Normal people, unlike myself, tend to think they can last through a crisis such as a power outage. This is an absurdity wrapped in falsity and smothered in temperate indifference. We all think that we can find some old classic literature or at least that issue of National Geographic about the Sudan genocide we’re supposedly going to get around to caring about someday, or maybe it’s a perfect day of talking a peaceful walk through the woods getting some fresh air and some nature cred. This is a dirty lie you tell yourself to let you sleep at night. Once the power goes out, you’ll be quite literally itching to be sitting in your La-Z-Boy watching Grey’s Anatomy instead of sweltering outside trying to keep up with your Proust.
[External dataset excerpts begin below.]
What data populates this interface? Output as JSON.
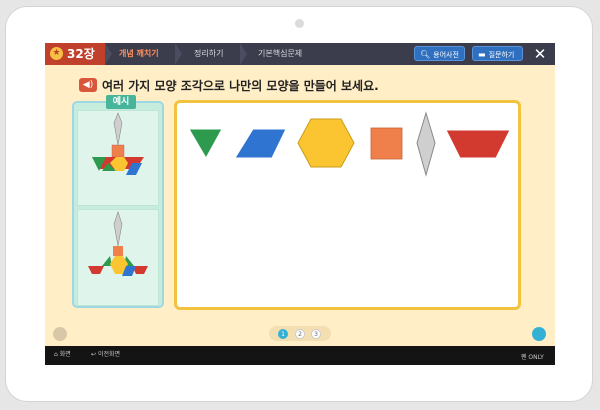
{
  "header": {
    "chapter_label": "32장",
    "tabs": [
      {
        "label": "개념 깨치기",
        "active": true
      },
      {
        "label": "정리하기",
        "active": false
      },
      {
        "label": "기본핵심문제",
        "active": false
      }
    ],
    "dictionary_button": "용어사전",
    "question_button": "질문하기",
    "close_label": "✕"
  },
  "instruction": {
    "text": "여러 가지 모양 조각으로 나만의 모양을 만들어 보세요."
  },
  "example_panel": {
    "tag": "예시"
  },
  "shapes": [
    {
      "name": "triangle",
      "color": "#2e9a4e"
    },
    {
      "name": "parallelogram",
      "color": "#2f74d0"
    },
    {
      "name": "hexagon",
      "color": "#fbc531"
    },
    {
      "name": "square",
      "color": "#f0804b"
    },
    {
      "name": "rhombus",
      "color": "#cfcfcf"
    },
    {
      "name": "trapezoid",
      "color": "#d23a2f"
    }
  ],
  "pagination": {
    "pages": [
      "1",
      "2",
      "3"
    ],
    "current": "1"
  },
  "bottom_bar": {
    "home_label": "화면",
    "back_label": "이전화면",
    "pen_label": "펜 ONLY"
  },
  "colors": {
    "background": "#ffeec6",
    "top_bar": "#3b3d4d",
    "chapter_red": "#c0402b",
    "active_tab": "#ff8f5a",
    "work_border": "#f3c23e",
    "example_bg": "#c6ecdd"
  }
}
So when there’s quite literally not much else to do, idiots such as myself have to create new and inventive ways to pass the time. I my own self came up with the following wonderful games:
1) Try to find my clothes in the dark
2) Try to get dressed in the dark
3) Try not to swear when I bump into furniture while getting dressed in the dark
4) Try not to swear when I realize I forget to charge my cell phone
5) Make mental note to write nasty letter to utility companies and their quasi-socialist organization, convincing myself that private-sector incentives would have given me power by now even though I know full well they’d just the standing around playing Elephant Walk instead of fixing the power lines
6) Curse the darkness, throw out candles
I can’t really complain too terribly much, of course. On the one hand, Western Pennsylvania is pretty much shielded from any kind of natural disaster except for the occasional ice storm and baseball season. Dealing with hurricanes is not exactly the type of thing they prepare us for in elementary school, focusing more on field dressing deer and protesting toll roads. So since it is a fairly rare occurrence, we’re somewhat justified in being unprepared for such things.
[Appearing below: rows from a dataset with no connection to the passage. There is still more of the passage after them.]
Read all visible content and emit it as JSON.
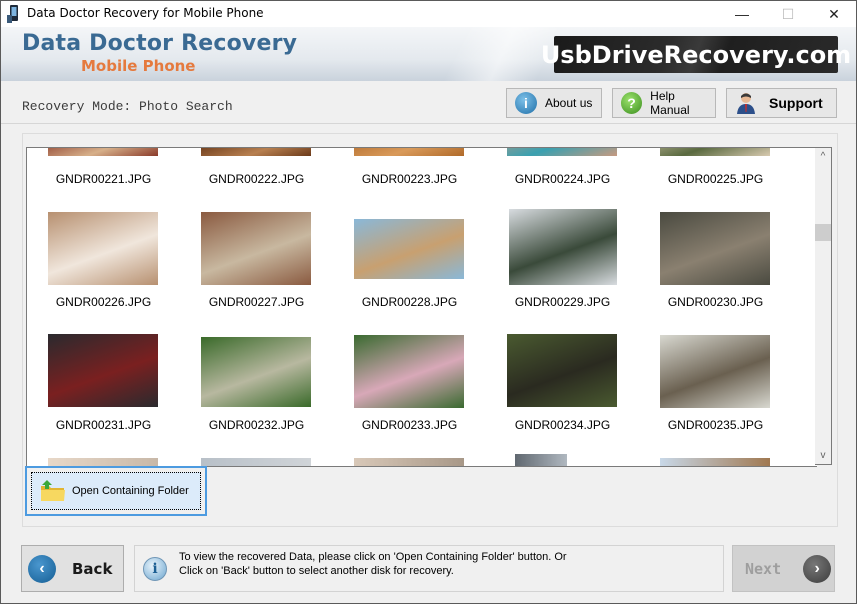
{
  "window": {
    "title": "Data Doctor Recovery for Mobile Phone",
    "controls": {
      "minimize": "—",
      "maximize": "☐",
      "close": "✕"
    }
  },
  "banner": {
    "title": "Data Doctor Recovery",
    "subtitle": "Mobile Phone",
    "brand": "UsbDriveRecovery.com"
  },
  "mode": {
    "label": "Recovery Mode: Photo Search"
  },
  "toolbar": {
    "about": {
      "label": "About us",
      "icon": "info-icon",
      "glyph": "i"
    },
    "help": {
      "label": "Help Manual",
      "icon": "question-icon",
      "glyph": "?"
    },
    "support": {
      "label": "Support",
      "icon": "support-person-icon"
    }
  },
  "files": [
    {
      "name": "GNDR00221.JPG",
      "colors": [
        "#8a3a2a",
        "#d7b08a"
      ]
    },
    {
      "name": "GNDR00222.JPG",
      "colors": [
        "#6b3a1a",
        "#b88050"
      ]
    },
    {
      "name": "GNDR00223.JPG",
      "colors": [
        "#b06a2a",
        "#d99a5a"
      ]
    },
    {
      "name": "GNDR00224.JPG",
      "colors": [
        "#c79a80",
        "#3aa0b0"
      ]
    },
    {
      "name": "GNDR00225.JPG",
      "colors": [
        "#d8cab0",
        "#5a6a40"
      ]
    },
    {
      "name": "GNDR00226.JPG",
      "colors": [
        "#b79070",
        "#f0e6dc"
      ]
    },
    {
      "name": "GNDR00227.JPG",
      "colors": [
        "#8a5a40",
        "#c8b8a0"
      ]
    },
    {
      "name": "GNDR00228.JPG",
      "colors": [
        "#8ab8d8",
        "#c8a070"
      ]
    },
    {
      "name": "GNDR00229.JPG",
      "colors": [
        "#d8dce0",
        "#3a4a3a"
      ]
    },
    {
      "name": "GNDR00230.JPG",
      "colors": [
        "#4a4a40",
        "#8a8070"
      ]
    },
    {
      "name": "GNDR00231.JPG",
      "colors": [
        "#2a2a2e",
        "#7a2020"
      ]
    },
    {
      "name": "GNDR00232.JPG",
      "colors": [
        "#3a6a2a",
        "#b8b8a0"
      ]
    },
    {
      "name": "GNDR00233.JPG",
      "colors": [
        "#3a6a30",
        "#d8a8b8"
      ]
    },
    {
      "name": "GNDR00234.JPG",
      "colors": [
        "#4a5a30",
        "#2a2a20"
      ]
    },
    {
      "name": "GNDR00235.JPG",
      "colors": [
        "#d8d8d0",
        "#6a6050"
      ]
    }
  ],
  "scrollbar": {
    "up": "^",
    "down": "v",
    "position": 0.27
  },
  "open_folder": {
    "label": "Open Containing Folder",
    "icon": "folder-open-icon"
  },
  "nav": {
    "back": {
      "label": "Back",
      "glyph": "‹"
    },
    "next": {
      "label": "Next",
      "glyph": "›",
      "enabled": false
    }
  },
  "info": {
    "line1": "To view the recovered Data, please click on 'Open Containing Folder' button. Or",
    "line2": "Click on 'Back' button to select another disk for recovery.",
    "glyph": "i"
  }
}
On the other hand, when you see the devastation like what occurred in Texas, having three days without power seems a minor inconvenience. While I’m denied warm showers and Lean Pockets for a day and a half, I wig out and start plotting the revolution, sliding my finger down the Blue Pages and taking note of who will be first up against the wall. People in Galveston and Houston have lost the opportunity to not move to Oklahoma for a month or two. They deal with it by rolling up their sleeves and actually working, which in Texas I suspect means actually dumping buckets of pure testosterone over the affected areas until they are repaired.
One of the strangest things about these hurricanes is how little affected Florida has been lately. It used to be that any tropical storm formed in the Atlantic booked a first-class ticket straight for Miami, ready to swipe away large swaths of property and infrastructure and cause the cost of black market firearms and cocaine to triple overnight. However, the last few years have seen minimal damage to Florida, at least compared to the south central region. One assumes that Mother Nature is taking a bit of pity on the Sunshine State, letting it stew in its own man-made disasters of swamp ass, Mark Foley, and Cam Cameron.
Anyway, the power was restored and all was right with the world. I can go back to doing what I normally do, which pretty much amounts to sleeping and occasionally napping. Wake me before the plague of locusts arrives.